Sited on the Roman road from St Albans to Puckeridge, the village has examples of Saxon clearings in several locations. Datchworth has a village green where there are two pubs (The Plough and The Tilbury) and a sports club.

==Origins==
The name Datchworth is thought to originate from a Saxon lord called Daecca (pronounced Datcher), who settled here around the year 700 AD. 'Worth' comes from worthig, which means enclosure.

==History==
The arrival of the Normans gave Datchworth a written record in the Domesday Book. This included an account of the occupants and land values in the 11th century.

Standing at the eastern side of Datchworth Green is the whipping post. Its last recorded use was on 27 July 1665 when two 'vagabonds' were publicly flogged. Stocks stood near the post too, but there is no trace of them now. The stocks are thought to have been removed in 1899, however, there are stocks located close to All Saints' Church.

During the Second World War the last enemy-action incident of any kind on British soil occurred at 09:00 on 29 March 1945 when a V-1 flying bomb struck a nearby field in Woolmer Green Another landed at Iwade in Kent, an hour later, after being hit by anti-aircraft fire.

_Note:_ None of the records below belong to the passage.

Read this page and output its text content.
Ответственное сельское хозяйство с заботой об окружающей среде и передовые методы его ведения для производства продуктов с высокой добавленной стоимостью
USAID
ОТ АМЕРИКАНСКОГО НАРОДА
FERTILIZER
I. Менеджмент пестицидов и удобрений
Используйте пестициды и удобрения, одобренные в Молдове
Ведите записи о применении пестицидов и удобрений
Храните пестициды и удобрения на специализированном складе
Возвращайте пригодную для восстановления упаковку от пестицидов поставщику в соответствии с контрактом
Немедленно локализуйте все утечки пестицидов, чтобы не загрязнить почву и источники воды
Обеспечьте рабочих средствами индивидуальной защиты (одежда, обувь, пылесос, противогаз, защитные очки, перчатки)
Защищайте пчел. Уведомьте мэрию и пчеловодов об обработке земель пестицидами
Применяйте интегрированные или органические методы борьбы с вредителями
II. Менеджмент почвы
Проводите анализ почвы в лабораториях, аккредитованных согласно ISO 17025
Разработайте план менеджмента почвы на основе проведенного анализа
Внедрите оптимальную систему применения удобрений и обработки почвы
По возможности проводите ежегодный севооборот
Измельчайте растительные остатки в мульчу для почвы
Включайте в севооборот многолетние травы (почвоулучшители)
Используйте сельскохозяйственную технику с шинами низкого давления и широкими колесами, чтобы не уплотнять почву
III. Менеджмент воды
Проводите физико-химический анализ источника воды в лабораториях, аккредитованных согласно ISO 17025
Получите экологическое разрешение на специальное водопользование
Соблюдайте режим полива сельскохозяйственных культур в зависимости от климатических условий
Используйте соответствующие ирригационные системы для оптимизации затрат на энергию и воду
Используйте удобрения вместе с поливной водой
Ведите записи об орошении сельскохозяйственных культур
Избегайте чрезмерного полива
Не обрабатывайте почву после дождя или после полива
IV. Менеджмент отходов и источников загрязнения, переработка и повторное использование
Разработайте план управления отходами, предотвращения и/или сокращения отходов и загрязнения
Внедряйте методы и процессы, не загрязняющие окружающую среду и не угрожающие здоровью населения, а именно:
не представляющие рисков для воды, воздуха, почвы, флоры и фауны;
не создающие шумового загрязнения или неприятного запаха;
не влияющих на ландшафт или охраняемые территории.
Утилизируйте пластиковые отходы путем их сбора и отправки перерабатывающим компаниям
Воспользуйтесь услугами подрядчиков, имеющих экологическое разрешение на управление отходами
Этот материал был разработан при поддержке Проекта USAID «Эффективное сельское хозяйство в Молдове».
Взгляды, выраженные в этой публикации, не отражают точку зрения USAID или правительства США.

The Datchworth Museum contains a collection of local artefacts. Located in a former smithy, the museum operates a limited opening schedule, being accessible from 2.00 p:m until 4.30 p:m on the third Sunday of every month. In 2022, the museum recorded a total of 30 visitors, making it the second least-visited tourist attraction in England. (Note: The museum's total of 30 visitors placed it equal second-to-lowest in the VisitEngland 2022 annual survey. It shared this position with the museum of the Huddersfield Astronomical Society in West Yorkshire. The attraction with the lowest number of visitors in 2022, 20 in total, was the Diseworth Heritage Centre in Leicestershire.)